Лачуга наполнилась до боли знакомым треском доспеха. В ладонь отдало с такой силой, что не нужно быть экспертом для определения минуты смерти моего противника.
К тому моменту третий кровокож успел вскочить на ноги, даже занёс меч, но, на удивление, не ударил. Будто хотел поиграть со мной. Резко дергался из стороны в сторону. Делал ложные выпады. В его движениях можно было уловить некий стиль борьбы, уникальный, присущий для кровокожих этой деревеньки. Но, к сожалению, отточить его до превосходства они так и не успели. Так и этот бедолага мог лишь красоваться, а когда дело дошло до драки…
Я вскинул щит и навалился на него. Он пытался улизнуть вбок, но я пристально следил за его сабатонами, увильнуть не выйдет. Щит принял несколько ударов, хороших, сильных. Особого труда не составляло подсчитать мгновения между ударами, и когда в третий раз вражеский клинок был обрушиться на меня, кровавое лезвие замерло, а затем откололось от ладоней и рухнуло наземь.

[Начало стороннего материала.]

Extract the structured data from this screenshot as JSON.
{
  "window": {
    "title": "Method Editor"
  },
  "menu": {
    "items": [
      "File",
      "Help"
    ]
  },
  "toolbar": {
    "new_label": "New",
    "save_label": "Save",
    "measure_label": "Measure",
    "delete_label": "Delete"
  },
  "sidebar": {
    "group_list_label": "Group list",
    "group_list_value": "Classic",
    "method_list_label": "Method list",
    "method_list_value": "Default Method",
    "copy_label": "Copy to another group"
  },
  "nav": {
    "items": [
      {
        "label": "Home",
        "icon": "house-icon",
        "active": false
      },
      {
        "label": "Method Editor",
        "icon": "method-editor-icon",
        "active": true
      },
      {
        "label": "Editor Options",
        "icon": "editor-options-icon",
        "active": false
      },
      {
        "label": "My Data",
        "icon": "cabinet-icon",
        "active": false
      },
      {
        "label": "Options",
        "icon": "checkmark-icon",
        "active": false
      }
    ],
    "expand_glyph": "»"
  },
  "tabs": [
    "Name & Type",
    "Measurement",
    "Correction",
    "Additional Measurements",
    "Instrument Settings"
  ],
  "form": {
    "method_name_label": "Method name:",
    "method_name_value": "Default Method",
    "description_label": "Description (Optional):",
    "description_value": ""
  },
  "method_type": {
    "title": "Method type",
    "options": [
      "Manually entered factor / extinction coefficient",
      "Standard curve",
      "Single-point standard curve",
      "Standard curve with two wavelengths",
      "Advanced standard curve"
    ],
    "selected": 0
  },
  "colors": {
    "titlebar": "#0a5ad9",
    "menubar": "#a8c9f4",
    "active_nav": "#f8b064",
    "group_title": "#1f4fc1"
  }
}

Булава переломало обе руки кровокожу, превратив его в беспомощного кролика.
Я не стал наслаждаться мигом победы, или лицезреть страдания поверженного врага. Я лишь позволил себе зарычать и нанести смертельный удар, не причинивший никаких мук и страданий. Удар милосердия расколол голову и отшвырнул тело на стену лачуги.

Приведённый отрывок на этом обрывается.